Regardless, to return to the point I made in Part 1, there remains the issue of the ontological layer. Beyond the remythologizing of our values and moral vision, reembedding them in the Christian story, there remains the issue of metaphysical truth, the question of the Real. As we've noted, Peterson hesitates at the ontological layer. He will remythologize our moral vision and values, but he won't reontologize the myth. And that's the part I'm interested in. Here's a picture of the work I think needs to be done, still moving from top to bottom:
Moral / Political Layer
↓ [remythologization] ↓
Existential / Symbolic / Mythological / Narrative Layer
↓ [reontologization] ↓
Ontological Layer
That is to say, the moral and political layer is reembedded in the story and the story is reconnected to the Real.
Of course, a person might say, for the reasons I discussed in the last post, that this final step of reontologization, what we might call the "confessional" or "creedal" step, is problematic. Once things get ontological, it will be asserted, things start to get dogmatic and exclusive. Which is a no-no in a pluralistic, post-modern, liberal, humanistic, inclusive, spiritual-not-religious world. So, let's keep things restricted to the top layers. Keep things at the mythological level, like a Jordan Peterson or a spiritual-but-not religious "spiritual seeker." That, or keep things restricted to the moral and political layer, like a liberal humanist or a social justice warrior.
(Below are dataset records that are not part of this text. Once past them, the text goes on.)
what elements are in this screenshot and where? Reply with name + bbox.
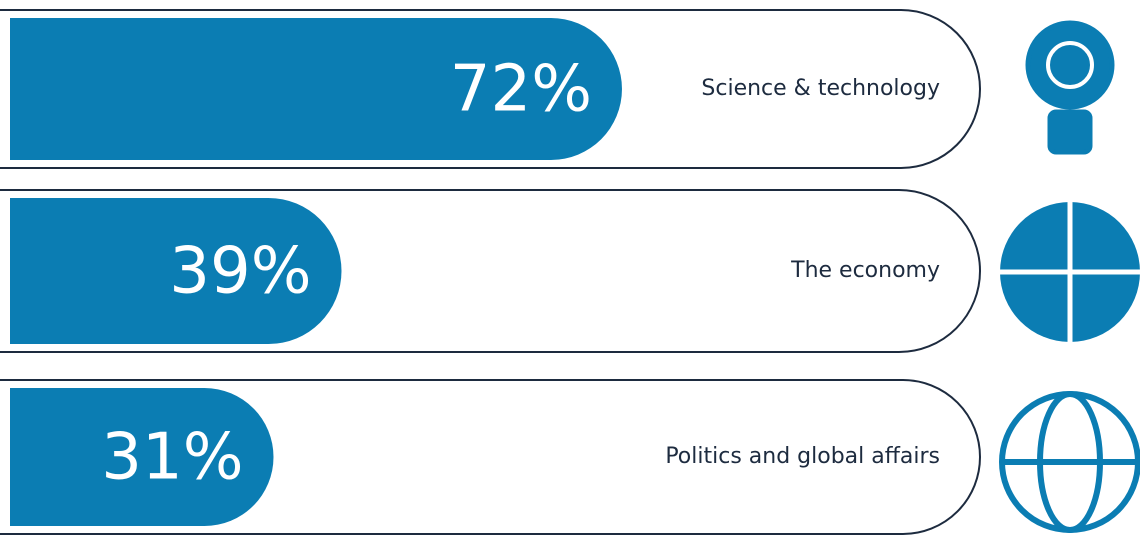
row-outline [0, 189, 981, 353]
icon-puzzle [1000, 202, 1140, 342]
icon-globe [999, 391, 1140, 533]
bar [10, 388, 274, 526]
bar [10, 198, 342, 344]
row-outline [0, 9, 981, 169]
category-label: Science & technology [701, 76, 940, 101]
category-label: Politics and global affairs [665, 444, 940, 469]
bar [10, 18, 622, 160]
row-outline [0, 379, 981, 535]
icon-bulb [1025, 20, 1115, 155]
category-label: The economy [790, 258, 940, 283]
value-label: 39% [169, 235, 311, 309]
value-label: 31% [101, 421, 243, 495]
value-label: 72% [450, 53, 592, 127]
In response to that desire, I've already described in the prior two posts how the layers will start to drift when they become decoupled. For example, Peterson and his fans are concerned that the moral vision of the West is becoming decoupled from the Christian myth. And while I think they are wrong in their partisan response to that threat, I think they are right in raising the concern that an anti-human worldview will come to replace the Christian myth.
In a similar way, I've expressed concerns about how Peterson's vision of the Christian myth is decoupled from Christian metaphysics and ontology. Without that ontological connection, I've argued, Peterson's remythologization of the Bible is vulnerable to its own drift into dark, Nietzschean waters. Paul Kingsnorth has powerfully made this point.
In short, if you want to cast an anchor, that anchor has to reach the bottom. You have to make contact with the Real. Anything less deep and you'll start to drift. Values need to be remythologized. And the myth needs to be reontologized
But a reader might respond, "Well, that's Jordan Peterson's problem." What about, then, the progressive liberal humanists? The social justice warriors? The spiritual seekers? How are they susceptible to drift?